Implementation Recommendations

The following is the suggested way to implement the lab and fulfill the requirements. If you intend to significantly deviate from this design, please let me know so that I can do a basic sanity check of your proposed changes.

• Store the floating point values in an array of C float types.


• Write a function that knows how to print the contents of an array of floating point values. You'll use this twice: once to print the original unsorted values, and later, to print the sorted values.

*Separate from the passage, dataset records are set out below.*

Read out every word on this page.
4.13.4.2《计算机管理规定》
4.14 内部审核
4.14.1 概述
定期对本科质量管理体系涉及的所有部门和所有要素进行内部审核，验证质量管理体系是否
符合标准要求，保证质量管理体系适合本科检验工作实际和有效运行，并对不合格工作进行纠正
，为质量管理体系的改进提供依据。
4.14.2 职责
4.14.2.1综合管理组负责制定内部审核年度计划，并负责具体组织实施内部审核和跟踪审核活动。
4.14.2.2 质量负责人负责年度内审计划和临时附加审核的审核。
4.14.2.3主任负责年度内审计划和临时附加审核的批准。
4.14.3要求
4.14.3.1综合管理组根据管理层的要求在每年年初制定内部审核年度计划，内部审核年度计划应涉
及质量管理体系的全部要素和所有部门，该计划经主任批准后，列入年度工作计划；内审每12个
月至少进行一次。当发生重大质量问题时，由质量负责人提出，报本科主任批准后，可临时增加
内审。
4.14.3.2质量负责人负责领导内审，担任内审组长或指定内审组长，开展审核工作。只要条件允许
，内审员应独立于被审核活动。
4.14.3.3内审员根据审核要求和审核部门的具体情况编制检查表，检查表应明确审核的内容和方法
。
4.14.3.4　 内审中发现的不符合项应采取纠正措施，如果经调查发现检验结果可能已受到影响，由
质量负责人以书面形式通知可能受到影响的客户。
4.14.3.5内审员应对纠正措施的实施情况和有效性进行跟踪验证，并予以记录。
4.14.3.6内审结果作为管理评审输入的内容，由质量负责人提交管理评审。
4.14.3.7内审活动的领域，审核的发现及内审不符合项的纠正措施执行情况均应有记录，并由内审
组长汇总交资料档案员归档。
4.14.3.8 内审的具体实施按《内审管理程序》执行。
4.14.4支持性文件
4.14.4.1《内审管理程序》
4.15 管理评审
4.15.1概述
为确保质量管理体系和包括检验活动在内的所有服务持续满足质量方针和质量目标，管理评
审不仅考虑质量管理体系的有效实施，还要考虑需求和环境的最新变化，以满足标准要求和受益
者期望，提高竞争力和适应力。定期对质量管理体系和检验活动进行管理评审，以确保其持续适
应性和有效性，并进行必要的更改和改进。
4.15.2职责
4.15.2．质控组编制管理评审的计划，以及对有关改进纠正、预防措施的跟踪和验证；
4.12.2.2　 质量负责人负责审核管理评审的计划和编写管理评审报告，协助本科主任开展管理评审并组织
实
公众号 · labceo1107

• Write a sort function that takes in an array of floating point values (and the size of the array), sorting the array values such that the original array is in sorted order after the call completes. You will likely find it useful for your sort function to call two other helper functions that you define: a swap function (to swap the contents of an array, given two indices), and a check function (to determine whether or not your objective has been achieved). Feel free to add your own helper functions too!

Tips

• Before even starting to write code, you and your partner should use top-down design to break your program into manageable functionality.


• Test your code in small increments. It's much easier to localize a bug when you've only changed a few lines.


• Many of the functions that you'll write to deal with arrays will need to know the size (length) of the array. Unlike Python, C does NOT keep that information around (there is no len() function). If a function needs to know the array length, you should probably make that a parameter to the function.


• When printing floating point values, you can make the output more readable by limiting the number of digits that get printed after the decimal point. For example, using %.2f in the format string for printf() will limit the printed float to two digits after the decimal.


• For values that will never change in your program, you can compile in constants using #defines.


• Use CNTRL-C to kill a running program stuck in an infinite loop.


• Post on Piazza, attend ninja sessions, and/or come to office hours if you have questions!
• To debug program with command line options in gdb, include the command line arugments when you start the program with the gdb run command:

  gdb ./sorter
  (gdb) break main
  (gdb) run floats.txt
  

Before the Due Date

Only one of you or your partner needs to push your solution from one of your local repos to the GitHub remote repo. (it doesn't hurt if you both push, but the last pushed version before the due date is the one we will grade, so be careful that you are pushing the version you want to submit for grading):

From one of your local repos (in your ~you/cs31/labs/Lab2-partner1-partner2 subdirectory)

git push

Troubleshooting

If git push fails, then there are likely local changes you haven't committed. Commit those first, then try pushing again:

git add sorter.c
git commit
git push

Another likely source of a failed push is that your partner pushed, and you have not pulled their changes. Do a git pull. Compile and test that your code still works. Then you can add, commit, and push.

If that doesn't work, take a look at the "Troubleshooting" section of the Using git page. You may need to pull and merge some changes from master into your local. If so, this indicates that your partner pushed changes that you have not yet merged into your local. Anytime you pull into your local, you need to check that the result is that your code still compiles and runs before submitting.